Un gouvernement appuyé sur une telle majorité pourra-t-il la conserver après sa montée au pouvoir (et même aura-t'il jamais pu l'obtenir?) en disant: nous n'admettons pas que des élections ultérieures nous enlèvent notre majorité. Nous nous établissons de façon stable au pouvoir; pour cela, nous supprimons les élections; ou bien nous ne les autorisons plus que du genre désormais adopté par tous: vote libre, mais seulement en faveur du gouvernement?

Que diraient alors les paysans? Que diraient les intellectuels? Que diraient les forces patriotiques?

Imbus de constitutionnalisme à tout prix, ils pourraient évidemment descendre en armes dans la rue, comme le cas s'est déjà produit historiquement, si une dictature de droite voulait empêcher des élections gagnées d'avance par les forces «populaires» ou en annihiler les résultats. Mais ils ne le feraient certainement pas en faveur d'une dictature qui supprimerait justement toutes les garanties sacro-saintes au nom desquelles on aurait monté toute cette comédie de la pacifique conquête «socialiste» du pouvoir.

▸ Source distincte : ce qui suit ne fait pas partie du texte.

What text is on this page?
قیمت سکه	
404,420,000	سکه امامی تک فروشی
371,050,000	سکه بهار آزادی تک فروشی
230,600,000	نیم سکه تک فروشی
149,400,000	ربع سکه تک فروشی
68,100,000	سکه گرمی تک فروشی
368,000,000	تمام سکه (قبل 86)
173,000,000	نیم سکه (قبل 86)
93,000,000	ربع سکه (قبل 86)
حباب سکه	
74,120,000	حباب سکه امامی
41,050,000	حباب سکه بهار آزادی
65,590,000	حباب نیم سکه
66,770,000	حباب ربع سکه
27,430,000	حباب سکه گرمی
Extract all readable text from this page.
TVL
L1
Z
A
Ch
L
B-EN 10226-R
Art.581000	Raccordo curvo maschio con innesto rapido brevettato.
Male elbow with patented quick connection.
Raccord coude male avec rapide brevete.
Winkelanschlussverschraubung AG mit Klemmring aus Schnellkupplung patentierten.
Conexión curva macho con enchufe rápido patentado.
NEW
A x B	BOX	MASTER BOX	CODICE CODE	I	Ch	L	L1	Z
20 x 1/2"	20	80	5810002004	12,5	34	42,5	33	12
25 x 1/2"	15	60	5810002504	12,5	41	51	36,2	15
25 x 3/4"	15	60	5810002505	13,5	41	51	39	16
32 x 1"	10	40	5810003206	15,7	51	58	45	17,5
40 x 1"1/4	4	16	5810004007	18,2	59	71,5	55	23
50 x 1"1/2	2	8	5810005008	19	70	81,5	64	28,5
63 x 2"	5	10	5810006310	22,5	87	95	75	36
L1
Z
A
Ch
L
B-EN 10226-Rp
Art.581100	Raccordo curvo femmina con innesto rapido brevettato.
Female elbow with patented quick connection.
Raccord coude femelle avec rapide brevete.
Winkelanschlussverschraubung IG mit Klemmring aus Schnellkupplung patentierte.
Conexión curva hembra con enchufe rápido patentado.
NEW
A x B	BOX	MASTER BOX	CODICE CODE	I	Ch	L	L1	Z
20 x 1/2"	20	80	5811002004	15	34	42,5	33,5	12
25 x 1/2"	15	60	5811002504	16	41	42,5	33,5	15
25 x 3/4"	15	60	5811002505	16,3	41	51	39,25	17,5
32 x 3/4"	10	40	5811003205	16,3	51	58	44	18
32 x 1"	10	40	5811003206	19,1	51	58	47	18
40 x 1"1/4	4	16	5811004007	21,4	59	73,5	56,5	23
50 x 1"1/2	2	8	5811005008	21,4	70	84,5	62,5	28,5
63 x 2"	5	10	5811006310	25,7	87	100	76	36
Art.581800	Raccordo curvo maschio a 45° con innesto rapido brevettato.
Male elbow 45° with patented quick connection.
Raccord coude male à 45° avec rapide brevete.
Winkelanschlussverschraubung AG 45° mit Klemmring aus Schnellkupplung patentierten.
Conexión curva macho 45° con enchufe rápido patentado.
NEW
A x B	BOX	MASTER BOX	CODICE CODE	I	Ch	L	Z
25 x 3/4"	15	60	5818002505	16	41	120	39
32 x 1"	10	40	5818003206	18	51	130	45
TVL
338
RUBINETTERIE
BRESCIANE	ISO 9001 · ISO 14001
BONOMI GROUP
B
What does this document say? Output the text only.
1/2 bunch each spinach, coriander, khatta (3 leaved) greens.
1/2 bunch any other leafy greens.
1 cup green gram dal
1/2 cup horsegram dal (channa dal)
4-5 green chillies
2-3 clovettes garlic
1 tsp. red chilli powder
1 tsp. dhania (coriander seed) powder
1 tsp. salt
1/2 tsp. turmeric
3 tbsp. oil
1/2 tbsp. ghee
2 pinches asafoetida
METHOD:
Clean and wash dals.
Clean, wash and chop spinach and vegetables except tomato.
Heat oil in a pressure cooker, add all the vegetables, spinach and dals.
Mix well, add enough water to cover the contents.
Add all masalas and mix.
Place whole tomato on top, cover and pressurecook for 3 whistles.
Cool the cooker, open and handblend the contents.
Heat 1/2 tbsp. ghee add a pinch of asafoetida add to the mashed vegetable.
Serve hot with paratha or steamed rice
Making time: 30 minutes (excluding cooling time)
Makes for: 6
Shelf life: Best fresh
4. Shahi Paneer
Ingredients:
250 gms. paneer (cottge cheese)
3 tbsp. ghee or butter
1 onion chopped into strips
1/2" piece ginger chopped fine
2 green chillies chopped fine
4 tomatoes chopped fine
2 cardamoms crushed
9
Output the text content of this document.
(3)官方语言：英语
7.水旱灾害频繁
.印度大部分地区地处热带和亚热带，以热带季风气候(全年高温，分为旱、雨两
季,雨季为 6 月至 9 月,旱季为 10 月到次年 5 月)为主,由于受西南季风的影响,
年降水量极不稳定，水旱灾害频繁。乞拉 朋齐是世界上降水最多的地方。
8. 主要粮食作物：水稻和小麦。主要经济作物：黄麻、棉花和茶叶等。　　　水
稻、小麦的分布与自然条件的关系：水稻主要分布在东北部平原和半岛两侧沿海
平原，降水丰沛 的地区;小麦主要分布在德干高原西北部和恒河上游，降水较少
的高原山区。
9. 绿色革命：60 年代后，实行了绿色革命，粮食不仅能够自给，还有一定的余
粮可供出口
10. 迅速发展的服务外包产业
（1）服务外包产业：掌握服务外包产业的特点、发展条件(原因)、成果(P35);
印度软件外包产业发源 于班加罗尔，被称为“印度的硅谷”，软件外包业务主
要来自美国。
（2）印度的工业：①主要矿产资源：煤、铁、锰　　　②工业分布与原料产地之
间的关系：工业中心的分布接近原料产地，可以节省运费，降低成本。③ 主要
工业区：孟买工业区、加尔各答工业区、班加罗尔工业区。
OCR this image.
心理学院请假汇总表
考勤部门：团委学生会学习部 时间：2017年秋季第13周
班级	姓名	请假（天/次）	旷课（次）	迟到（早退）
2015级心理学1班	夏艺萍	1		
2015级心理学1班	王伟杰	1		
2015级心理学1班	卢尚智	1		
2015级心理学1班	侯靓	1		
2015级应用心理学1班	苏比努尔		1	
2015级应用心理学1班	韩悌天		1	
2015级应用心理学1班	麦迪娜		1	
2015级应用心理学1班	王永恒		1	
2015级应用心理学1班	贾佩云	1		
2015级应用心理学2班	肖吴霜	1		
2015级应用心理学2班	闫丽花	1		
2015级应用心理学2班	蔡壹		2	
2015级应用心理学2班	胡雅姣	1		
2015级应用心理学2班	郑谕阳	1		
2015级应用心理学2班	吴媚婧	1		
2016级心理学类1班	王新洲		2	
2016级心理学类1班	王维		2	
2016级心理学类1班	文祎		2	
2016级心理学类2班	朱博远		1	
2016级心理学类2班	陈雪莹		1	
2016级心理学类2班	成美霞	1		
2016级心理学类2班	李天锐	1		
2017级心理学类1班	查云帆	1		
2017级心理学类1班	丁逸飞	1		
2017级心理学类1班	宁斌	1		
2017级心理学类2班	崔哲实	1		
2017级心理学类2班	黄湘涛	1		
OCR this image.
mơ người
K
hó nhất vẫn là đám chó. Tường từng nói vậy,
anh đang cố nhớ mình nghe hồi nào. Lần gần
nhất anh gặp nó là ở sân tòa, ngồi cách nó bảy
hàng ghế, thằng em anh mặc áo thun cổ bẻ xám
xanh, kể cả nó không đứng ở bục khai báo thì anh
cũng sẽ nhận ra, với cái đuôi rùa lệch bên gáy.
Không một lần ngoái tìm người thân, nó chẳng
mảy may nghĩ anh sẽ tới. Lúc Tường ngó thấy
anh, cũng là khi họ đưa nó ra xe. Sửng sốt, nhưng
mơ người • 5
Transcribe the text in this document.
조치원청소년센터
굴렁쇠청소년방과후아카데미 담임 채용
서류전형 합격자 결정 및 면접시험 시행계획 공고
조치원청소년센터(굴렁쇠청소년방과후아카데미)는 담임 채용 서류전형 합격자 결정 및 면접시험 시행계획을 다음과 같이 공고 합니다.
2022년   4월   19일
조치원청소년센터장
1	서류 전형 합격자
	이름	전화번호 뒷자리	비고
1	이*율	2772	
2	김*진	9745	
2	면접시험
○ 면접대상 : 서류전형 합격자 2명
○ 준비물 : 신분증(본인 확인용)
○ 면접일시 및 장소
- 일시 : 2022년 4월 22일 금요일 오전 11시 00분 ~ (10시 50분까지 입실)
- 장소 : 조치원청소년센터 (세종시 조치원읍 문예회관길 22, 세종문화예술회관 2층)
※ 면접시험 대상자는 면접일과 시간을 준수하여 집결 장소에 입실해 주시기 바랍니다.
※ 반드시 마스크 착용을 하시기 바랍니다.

Voilà pourquoi, quand on s'appuie sur de telles forces, l'engagement de défendre par la violence la stabilité du gouvernement au cas où la majorité électorale viendrait à faire défaut est impossible non seulement à maintenir, mais même seulement à prendre.

Alors on ne tend pas, contrairement à un passage du discours de Kroutchev, à un pouvoir stable après la conquête populaire? Que diront, à leur tour les prolétaires eux-mêmes, les prolétaires authentiques, doués d'esprit révolutionnaire et marxiste? Ils ne diront rien, pour la bonne raison qu'il n'y en aura pas de cette sorte. Autrement, on ne serait pas arrivé à ce front populaire éléphantesque, ni même seulement à l'hypothèse de sa réalisation.

Ceci dit, on comprend pourquoi Kroutchev évite avec soin le mot scandaleux de dictature. Son édition expurgée du marxisme ne se permet que des termes du genre de la «direction politique de la classe ouvrière guidée par son avant-garde». Il fait ainsi écho à ces traducteurs infidèles de Marx qui avaient remplacé la «dictature révolutionnaire du prolétariat» par la «critique du prolétariat».

Tout ce que Kroutchev se hasarde à dire, c'est que «là où le capitalisme dispose d'un énorme appareil militaire et policier, les forces réactionnaires (?) opposeront une forte résistance». Dans ce pays d'exception, il veut bien concéder que «le passage au socialisme ne se fera qu'à travers une âpre lutte de classes révolutionnaire».

En tous cas, si Kroutchev reconnaît ici la lutte de classe, dans un cas spécial, sa reconnaissance ne va pas jusqu'à la dictature du prolétariat.

C'est ce que Lénine a appelé et appellerait «réduire Marx à un libéral vulgaire». En effet, même le juriste le plus conservateur admet que les citoyens usent de la force quand on viole un de leurs droits constitutionnels. Pourquoi Kroutchev ne permettrait-il donc pas que l'on lutte «âprement» contre les forces réactionnaires, après leur avoir démontré, il est vrai, qu'elles n'ont pas la majorité parlementaire?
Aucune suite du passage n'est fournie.